The next night, Donna goes to Laura's house, where Laura is preparing to go out and refuses to tell Donna where she is going. Donna follows Laura to the Roadhouse, and finds out that her best friend is working as a prostitute. Intrigued, Donna enters the Roadhouse, gets drunk, and kisses one of Laura's customers. Despite Laura's initial reluctance, Donna goes with her and two men up to a brothel in Canada, where an orgy is taking place. There, Donna refuses an offer of cocaine, but nevertheless joins the party, and eventually takes her shirt off and begins making out with several strange men. Laura pulls one such man off of Donna, covers her up and takes her home. The next day, Laura begs Donna not to become like her.

===In literature===
Donna is referenced numerous times in Jennifer Lynch's novel The Secret Diary of Laura Palmer. In Mark Frost's novel Twin Peaks: The Final Dossier, it is revealed that upon graduating high school, Donna leaves Twin Peaks to pursue an education at Hunter College in New York City.

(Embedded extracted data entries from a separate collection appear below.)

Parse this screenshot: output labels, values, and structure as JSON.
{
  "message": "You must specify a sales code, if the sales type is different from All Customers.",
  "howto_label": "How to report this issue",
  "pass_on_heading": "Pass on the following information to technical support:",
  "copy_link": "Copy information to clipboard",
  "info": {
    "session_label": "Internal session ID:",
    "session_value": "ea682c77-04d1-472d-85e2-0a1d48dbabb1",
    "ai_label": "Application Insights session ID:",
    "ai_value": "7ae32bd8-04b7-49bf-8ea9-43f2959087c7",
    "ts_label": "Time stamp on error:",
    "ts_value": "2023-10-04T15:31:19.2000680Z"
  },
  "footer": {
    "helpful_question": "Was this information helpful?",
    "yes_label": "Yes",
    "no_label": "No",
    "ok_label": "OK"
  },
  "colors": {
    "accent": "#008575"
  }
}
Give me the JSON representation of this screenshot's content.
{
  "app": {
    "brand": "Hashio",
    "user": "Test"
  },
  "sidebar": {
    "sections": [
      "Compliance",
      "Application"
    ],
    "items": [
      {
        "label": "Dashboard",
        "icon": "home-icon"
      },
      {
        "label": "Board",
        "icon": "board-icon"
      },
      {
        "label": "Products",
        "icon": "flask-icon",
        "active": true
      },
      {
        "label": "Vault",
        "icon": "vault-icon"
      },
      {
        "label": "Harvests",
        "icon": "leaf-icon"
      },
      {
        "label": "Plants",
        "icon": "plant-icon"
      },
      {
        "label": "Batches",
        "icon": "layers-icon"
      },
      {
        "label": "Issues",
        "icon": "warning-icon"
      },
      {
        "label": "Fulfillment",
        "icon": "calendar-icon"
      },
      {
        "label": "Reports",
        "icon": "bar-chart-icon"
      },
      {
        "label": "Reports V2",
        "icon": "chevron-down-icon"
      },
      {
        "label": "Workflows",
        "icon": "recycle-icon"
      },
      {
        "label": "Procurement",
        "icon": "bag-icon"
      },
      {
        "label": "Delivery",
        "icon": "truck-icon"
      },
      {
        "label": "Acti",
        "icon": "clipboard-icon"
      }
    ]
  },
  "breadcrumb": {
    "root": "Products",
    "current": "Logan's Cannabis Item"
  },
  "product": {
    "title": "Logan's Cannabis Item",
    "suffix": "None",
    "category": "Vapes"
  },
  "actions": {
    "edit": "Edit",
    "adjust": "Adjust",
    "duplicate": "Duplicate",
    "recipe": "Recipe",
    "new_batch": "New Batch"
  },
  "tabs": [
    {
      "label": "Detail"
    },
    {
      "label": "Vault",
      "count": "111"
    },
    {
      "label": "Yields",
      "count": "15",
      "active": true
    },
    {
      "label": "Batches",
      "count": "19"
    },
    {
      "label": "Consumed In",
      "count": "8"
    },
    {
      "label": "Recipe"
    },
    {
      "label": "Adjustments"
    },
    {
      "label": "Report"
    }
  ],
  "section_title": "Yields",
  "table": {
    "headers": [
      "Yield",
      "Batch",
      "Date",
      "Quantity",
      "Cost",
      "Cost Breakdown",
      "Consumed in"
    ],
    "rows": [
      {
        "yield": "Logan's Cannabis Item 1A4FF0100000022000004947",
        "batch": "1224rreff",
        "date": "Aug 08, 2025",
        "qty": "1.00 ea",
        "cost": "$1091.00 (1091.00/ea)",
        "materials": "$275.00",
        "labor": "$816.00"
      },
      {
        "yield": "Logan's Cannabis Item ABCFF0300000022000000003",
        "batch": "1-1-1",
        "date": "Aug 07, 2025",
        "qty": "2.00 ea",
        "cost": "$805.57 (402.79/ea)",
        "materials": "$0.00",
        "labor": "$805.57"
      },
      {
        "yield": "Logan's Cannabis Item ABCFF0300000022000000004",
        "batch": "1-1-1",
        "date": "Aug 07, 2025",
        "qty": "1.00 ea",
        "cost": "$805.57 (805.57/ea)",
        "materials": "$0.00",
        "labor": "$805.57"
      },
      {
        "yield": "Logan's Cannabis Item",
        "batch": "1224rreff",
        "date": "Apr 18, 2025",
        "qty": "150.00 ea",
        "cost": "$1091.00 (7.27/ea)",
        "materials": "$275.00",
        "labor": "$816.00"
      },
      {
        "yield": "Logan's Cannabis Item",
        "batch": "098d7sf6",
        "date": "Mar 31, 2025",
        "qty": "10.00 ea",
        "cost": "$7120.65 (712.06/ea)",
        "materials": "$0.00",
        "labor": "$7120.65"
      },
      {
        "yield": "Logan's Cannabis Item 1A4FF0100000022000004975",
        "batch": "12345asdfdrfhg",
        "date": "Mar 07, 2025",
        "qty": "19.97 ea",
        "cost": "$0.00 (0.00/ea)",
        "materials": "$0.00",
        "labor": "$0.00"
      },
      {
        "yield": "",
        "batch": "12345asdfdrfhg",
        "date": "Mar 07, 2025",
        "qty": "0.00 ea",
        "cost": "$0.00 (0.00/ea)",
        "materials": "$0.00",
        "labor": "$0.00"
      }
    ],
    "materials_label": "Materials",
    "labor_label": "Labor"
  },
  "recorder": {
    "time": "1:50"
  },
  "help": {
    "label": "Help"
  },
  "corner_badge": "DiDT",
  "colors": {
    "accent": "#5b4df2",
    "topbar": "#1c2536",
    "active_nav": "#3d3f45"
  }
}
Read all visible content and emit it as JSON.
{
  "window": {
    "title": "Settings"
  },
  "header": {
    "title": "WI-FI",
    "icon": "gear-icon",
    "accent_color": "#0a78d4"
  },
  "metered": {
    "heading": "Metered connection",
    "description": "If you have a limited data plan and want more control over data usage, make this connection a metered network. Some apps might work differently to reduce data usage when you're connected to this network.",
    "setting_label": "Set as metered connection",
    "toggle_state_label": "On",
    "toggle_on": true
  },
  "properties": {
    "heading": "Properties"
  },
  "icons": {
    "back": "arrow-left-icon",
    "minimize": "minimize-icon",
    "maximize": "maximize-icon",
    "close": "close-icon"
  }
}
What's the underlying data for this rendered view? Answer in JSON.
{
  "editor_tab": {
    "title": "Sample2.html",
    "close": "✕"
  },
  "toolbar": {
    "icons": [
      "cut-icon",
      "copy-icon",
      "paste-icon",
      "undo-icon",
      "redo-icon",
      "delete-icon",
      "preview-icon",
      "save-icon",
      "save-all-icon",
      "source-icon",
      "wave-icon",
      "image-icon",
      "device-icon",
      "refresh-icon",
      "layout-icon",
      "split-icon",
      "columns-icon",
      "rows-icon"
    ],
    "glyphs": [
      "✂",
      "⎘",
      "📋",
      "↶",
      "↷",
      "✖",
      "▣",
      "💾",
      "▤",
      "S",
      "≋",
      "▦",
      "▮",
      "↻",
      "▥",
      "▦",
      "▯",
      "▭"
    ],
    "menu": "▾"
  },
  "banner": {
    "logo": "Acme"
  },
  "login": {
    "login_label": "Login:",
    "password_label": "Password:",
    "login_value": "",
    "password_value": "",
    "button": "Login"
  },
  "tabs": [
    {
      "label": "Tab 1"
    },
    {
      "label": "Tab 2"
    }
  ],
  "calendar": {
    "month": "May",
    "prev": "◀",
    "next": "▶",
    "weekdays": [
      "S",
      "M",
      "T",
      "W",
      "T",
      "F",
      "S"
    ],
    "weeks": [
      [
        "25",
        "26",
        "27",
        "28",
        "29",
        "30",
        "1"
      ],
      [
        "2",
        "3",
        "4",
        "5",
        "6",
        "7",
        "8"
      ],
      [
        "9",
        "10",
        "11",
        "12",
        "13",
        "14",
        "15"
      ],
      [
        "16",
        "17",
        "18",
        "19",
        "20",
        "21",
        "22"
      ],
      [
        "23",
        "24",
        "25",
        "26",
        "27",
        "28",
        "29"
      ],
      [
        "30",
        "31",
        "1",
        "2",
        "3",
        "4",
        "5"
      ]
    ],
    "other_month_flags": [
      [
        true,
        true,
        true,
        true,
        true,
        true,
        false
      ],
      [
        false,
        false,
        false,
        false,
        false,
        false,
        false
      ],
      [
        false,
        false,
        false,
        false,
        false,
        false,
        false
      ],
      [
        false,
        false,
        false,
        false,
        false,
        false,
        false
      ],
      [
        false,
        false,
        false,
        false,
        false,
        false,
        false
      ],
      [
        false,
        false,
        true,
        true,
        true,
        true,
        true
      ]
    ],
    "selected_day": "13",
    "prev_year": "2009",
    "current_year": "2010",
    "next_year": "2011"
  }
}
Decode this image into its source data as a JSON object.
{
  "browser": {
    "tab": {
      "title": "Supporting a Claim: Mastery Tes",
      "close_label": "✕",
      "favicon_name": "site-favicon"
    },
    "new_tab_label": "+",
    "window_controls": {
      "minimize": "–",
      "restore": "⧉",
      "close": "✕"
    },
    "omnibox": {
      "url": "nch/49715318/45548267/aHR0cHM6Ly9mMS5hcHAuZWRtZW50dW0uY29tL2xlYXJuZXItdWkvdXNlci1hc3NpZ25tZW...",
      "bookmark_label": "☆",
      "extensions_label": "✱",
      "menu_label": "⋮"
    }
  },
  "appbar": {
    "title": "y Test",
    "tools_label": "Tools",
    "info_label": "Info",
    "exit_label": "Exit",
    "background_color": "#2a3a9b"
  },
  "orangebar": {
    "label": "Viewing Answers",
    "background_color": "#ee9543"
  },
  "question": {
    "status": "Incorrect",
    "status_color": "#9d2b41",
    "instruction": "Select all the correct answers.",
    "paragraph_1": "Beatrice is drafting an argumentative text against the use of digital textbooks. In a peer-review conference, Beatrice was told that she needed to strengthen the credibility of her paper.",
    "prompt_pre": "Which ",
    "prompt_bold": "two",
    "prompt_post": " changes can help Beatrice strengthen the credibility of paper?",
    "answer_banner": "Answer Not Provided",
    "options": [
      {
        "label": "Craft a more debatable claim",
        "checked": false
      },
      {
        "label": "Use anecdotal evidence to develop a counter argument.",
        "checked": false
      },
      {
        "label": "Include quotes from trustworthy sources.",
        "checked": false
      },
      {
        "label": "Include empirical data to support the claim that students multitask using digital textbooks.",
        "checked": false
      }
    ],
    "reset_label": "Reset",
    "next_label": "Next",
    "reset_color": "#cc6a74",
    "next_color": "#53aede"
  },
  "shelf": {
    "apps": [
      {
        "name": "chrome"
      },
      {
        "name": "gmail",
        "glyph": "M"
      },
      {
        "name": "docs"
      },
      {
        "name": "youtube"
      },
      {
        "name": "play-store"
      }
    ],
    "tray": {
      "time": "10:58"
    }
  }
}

Soon after, she finds an unexpected career as a fashion model, a job that brings her international recognition. Donna becomes a prominent name in the tabloids, which run sensationalized stories about her love life that eventually overshadow her career. She marries a man twice her age and soon becomes addicted to drugs and alcohol as a means to cope with the decline of her career. After her husband files for divorce, Donna seeks help through substance rehabilitation. After overcoming her addictions, Donna reconnects with her father and comes to live with him as she pursues a degree in nursing.

==Development==
Mädchen Amick, who portrays Shelly Johnson, originally auditioned for the role of Donna but the part ultimately went to Lara Flynn Boyle. Boyle was unable to reprise her role as Donna in the prequel film Twin Peaks: Fire Walk with Me due to scheduling conflicts and was replaced by Moira Kelly.

==Reception==
In Return to Twin Peaks: New Approaches to Materiality, Theory, and Genre on Television, Jeffrey Andrew Weinstock and Catherine Spooner state:
If Dale Cooper comes under the spell of BOB, then Donna Hayward - a detective in her own right - is both always already and imminently under the spell of the deceased Laura Palmer. In an overarching plot that is replete with splittings and doubles, Donna stands (in) as Laura's melancholic double - which in Freudian terms is to say that she compensates for an incomprehensible loss by incorporating the lost object.
If something compels Donna to model herself after Laura, and thus to metamorphose in certain performative ways - she wears Laura's sunglasses; she alternates between an innocent dedication to the unfortunate and sexual licentiousness; she claims Laura's angelic boyfriend, James Hurley (James Marshall) and takes the measure of his diabolical double, Bobby Briggs (Dana Ashbrook) - she narrowly escapes Laura's fate at the hands of the possessed Leland Palmer...
Sean T. Collins of Rolling Stone included Donna on his list of the 30 Best 'Twin Peaks' Characters stating, "Other images took a tighter hold on audience imaginations, but nothing conveyed the tragedy of Laura Palmer's death like her best friend Donna looking at her empty desk, realizing what it meant, and starting to sob uncontrollably right there in homeroom. Donna was the heart of the high-school-kids material on the show, the character who was the most square and reserved, and also the most cognizant that what happened to Laura could happen to anyone. She gave the dead girl her voice."